Warning The traffic on doccano.archipelo.com is proxied via CloudFlare which means it is more secure.
SSL For doccano.archipelo.com
To use doccano.archipelo.com you need to add the A
record
that points to the IP address of the Doccano virtual machine. You can do it via
CloudFlare. This requires asking a person with the admin
rights to do that for you, which includes:
- Dom
- Rafał
- Stepan
SSL For doccano.dev-archer.com
For Doccano, in its current setup we are using Certbot to handle the certificate. We will change that once we move Doccano to archipelo-prod project.

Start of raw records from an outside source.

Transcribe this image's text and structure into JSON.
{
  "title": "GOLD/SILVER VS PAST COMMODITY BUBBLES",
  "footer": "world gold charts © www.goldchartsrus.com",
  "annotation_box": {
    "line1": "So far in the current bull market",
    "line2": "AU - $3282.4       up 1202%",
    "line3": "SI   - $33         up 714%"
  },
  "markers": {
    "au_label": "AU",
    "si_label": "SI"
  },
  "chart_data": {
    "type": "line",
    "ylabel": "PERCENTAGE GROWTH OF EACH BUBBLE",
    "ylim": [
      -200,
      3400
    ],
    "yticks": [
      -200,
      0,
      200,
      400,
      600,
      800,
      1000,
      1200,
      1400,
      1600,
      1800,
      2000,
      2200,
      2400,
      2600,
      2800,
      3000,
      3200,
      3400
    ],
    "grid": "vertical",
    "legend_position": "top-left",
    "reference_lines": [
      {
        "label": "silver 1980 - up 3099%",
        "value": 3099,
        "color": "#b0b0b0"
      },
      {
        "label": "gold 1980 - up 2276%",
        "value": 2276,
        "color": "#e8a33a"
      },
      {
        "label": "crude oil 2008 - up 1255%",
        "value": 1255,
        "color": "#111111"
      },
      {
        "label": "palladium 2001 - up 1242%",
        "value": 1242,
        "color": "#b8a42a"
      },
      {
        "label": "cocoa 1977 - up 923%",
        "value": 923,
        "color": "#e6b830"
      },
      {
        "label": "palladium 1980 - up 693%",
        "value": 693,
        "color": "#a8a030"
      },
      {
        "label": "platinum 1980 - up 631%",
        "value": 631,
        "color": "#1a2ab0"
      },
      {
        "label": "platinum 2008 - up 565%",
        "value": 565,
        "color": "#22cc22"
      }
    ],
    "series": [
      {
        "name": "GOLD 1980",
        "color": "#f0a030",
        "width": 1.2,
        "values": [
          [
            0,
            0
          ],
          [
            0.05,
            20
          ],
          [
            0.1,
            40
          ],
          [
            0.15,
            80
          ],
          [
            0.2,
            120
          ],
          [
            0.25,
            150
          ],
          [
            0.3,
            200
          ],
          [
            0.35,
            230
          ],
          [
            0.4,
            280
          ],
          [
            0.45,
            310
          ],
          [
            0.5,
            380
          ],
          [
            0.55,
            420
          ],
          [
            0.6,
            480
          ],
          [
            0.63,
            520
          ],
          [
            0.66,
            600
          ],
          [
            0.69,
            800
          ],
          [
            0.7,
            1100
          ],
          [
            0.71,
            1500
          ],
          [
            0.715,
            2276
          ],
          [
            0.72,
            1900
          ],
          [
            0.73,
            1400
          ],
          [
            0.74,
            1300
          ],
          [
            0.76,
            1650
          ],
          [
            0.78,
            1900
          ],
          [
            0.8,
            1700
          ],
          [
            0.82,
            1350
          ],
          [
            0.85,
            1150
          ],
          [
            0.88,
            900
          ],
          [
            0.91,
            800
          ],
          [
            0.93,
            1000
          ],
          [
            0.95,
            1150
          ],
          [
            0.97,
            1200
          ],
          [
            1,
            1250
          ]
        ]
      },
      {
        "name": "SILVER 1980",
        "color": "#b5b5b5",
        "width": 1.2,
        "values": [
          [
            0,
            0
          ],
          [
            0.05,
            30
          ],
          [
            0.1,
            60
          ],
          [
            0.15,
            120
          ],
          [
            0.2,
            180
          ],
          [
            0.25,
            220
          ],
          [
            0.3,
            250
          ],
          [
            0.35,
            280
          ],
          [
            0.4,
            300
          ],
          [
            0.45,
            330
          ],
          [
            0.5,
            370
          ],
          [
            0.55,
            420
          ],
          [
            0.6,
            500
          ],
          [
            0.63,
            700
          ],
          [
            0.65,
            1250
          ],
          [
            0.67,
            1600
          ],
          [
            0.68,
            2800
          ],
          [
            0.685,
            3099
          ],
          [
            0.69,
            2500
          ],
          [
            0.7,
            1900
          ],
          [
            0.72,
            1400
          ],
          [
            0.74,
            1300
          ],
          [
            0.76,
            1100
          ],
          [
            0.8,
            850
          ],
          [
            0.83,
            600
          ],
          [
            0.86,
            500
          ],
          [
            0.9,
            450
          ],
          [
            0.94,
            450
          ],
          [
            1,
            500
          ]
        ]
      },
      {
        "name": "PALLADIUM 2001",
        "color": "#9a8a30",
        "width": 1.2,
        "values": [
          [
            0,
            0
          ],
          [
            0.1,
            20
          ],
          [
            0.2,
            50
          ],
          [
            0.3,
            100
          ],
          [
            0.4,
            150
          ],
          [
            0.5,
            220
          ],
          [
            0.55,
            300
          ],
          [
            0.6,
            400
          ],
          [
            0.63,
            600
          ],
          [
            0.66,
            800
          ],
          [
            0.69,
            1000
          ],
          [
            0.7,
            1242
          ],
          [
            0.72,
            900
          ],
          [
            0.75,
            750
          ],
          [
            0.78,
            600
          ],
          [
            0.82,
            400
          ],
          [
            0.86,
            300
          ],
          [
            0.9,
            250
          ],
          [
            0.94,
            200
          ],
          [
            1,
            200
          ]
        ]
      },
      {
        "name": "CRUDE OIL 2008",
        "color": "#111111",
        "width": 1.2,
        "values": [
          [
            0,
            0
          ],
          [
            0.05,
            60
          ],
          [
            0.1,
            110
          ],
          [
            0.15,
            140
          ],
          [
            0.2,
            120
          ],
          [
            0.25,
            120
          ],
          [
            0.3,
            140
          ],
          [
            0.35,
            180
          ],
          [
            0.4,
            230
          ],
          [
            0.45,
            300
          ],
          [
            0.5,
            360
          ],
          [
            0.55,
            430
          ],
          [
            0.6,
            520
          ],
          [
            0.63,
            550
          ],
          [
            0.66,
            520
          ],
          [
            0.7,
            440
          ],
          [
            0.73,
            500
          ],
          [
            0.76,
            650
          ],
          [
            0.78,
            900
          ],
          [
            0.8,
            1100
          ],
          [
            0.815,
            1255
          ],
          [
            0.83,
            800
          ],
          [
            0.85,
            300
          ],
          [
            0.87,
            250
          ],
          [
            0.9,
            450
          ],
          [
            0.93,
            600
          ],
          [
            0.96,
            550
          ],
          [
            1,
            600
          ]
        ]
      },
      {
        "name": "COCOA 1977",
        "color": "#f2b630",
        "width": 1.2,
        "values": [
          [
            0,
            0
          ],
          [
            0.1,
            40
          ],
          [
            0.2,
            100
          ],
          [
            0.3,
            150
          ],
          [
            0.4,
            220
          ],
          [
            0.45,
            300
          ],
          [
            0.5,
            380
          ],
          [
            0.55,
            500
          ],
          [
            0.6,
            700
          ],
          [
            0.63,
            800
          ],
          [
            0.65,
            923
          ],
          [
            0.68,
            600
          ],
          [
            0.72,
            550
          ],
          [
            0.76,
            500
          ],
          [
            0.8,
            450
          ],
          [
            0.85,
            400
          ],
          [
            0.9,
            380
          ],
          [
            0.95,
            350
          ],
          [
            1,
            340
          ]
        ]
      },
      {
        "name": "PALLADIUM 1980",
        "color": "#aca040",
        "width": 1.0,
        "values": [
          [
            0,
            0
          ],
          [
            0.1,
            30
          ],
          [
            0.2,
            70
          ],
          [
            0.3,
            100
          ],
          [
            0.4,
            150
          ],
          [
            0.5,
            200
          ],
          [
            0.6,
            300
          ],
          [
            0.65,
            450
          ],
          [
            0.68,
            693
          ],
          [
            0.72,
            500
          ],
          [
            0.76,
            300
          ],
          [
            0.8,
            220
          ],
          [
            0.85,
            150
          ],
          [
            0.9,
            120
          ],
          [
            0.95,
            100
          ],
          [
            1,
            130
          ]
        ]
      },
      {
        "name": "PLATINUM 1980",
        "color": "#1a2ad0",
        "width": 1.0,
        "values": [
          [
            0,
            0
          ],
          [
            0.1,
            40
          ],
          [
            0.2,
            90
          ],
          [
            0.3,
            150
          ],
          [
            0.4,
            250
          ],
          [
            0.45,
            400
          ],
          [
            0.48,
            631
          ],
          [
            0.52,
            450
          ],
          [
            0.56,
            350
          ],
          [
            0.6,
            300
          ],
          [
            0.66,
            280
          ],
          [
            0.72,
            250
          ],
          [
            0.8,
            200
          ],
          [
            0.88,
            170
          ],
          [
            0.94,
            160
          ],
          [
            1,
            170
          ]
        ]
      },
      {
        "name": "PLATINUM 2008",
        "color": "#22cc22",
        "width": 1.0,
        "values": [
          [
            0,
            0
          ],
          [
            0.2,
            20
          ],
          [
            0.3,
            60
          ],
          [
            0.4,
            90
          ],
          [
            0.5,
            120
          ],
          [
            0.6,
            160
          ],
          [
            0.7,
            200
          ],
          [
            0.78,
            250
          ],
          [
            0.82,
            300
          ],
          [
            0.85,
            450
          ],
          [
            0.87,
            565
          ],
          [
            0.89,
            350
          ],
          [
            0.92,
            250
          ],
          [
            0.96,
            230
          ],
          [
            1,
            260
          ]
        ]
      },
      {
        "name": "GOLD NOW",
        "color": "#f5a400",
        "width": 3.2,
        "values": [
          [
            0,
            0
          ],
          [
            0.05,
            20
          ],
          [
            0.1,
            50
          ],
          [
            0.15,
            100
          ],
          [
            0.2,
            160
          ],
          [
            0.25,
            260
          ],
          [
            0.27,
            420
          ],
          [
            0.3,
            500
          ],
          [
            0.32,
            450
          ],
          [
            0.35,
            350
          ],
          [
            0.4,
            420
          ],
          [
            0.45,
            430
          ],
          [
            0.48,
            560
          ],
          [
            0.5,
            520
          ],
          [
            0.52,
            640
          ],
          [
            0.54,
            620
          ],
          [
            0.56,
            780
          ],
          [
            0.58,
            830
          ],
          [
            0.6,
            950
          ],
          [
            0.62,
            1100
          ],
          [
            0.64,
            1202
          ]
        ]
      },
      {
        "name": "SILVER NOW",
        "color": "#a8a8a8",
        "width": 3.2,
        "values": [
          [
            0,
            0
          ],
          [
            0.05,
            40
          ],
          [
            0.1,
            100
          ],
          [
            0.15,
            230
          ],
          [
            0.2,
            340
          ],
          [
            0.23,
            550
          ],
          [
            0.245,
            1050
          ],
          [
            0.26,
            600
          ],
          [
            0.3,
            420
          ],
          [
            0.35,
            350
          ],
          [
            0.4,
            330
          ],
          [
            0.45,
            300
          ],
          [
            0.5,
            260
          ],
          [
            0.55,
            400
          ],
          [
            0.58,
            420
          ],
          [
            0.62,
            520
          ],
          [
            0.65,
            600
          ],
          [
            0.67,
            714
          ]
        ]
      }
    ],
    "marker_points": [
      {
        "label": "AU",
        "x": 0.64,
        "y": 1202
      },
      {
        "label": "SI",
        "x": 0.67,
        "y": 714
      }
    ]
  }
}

You need to install Certbot on the same virtual machine that Doccano and NGINX are running. You can do that by running the following commands:
apt install certbot
apt install python3-certbot-nginx
Once the installation is successful, you can start the certificate installation process by running the following command:
certbot --nginx
Answer the questions asked by the Certbot and it should guide you through the setup
process. The only thing to remember is to provide the appropriate e-mail to let the whole
engineering team know when the certificate will be expiring. We suggest using the
engineering@archipelo.co
.
Once that is done, restart NGINX by running the following command:
service nginx restart
Automatic Certificate Renewal
It is possible to setup Certbot for automatic certificate renewal. To do that, edit the
crontab
by running the following command:
crontab -e
And add the following entry:
0 12 * * * /usr/bin/certbot renew --quiet
Once that is done, save the file and automatic certificate renewal will be set up and ready.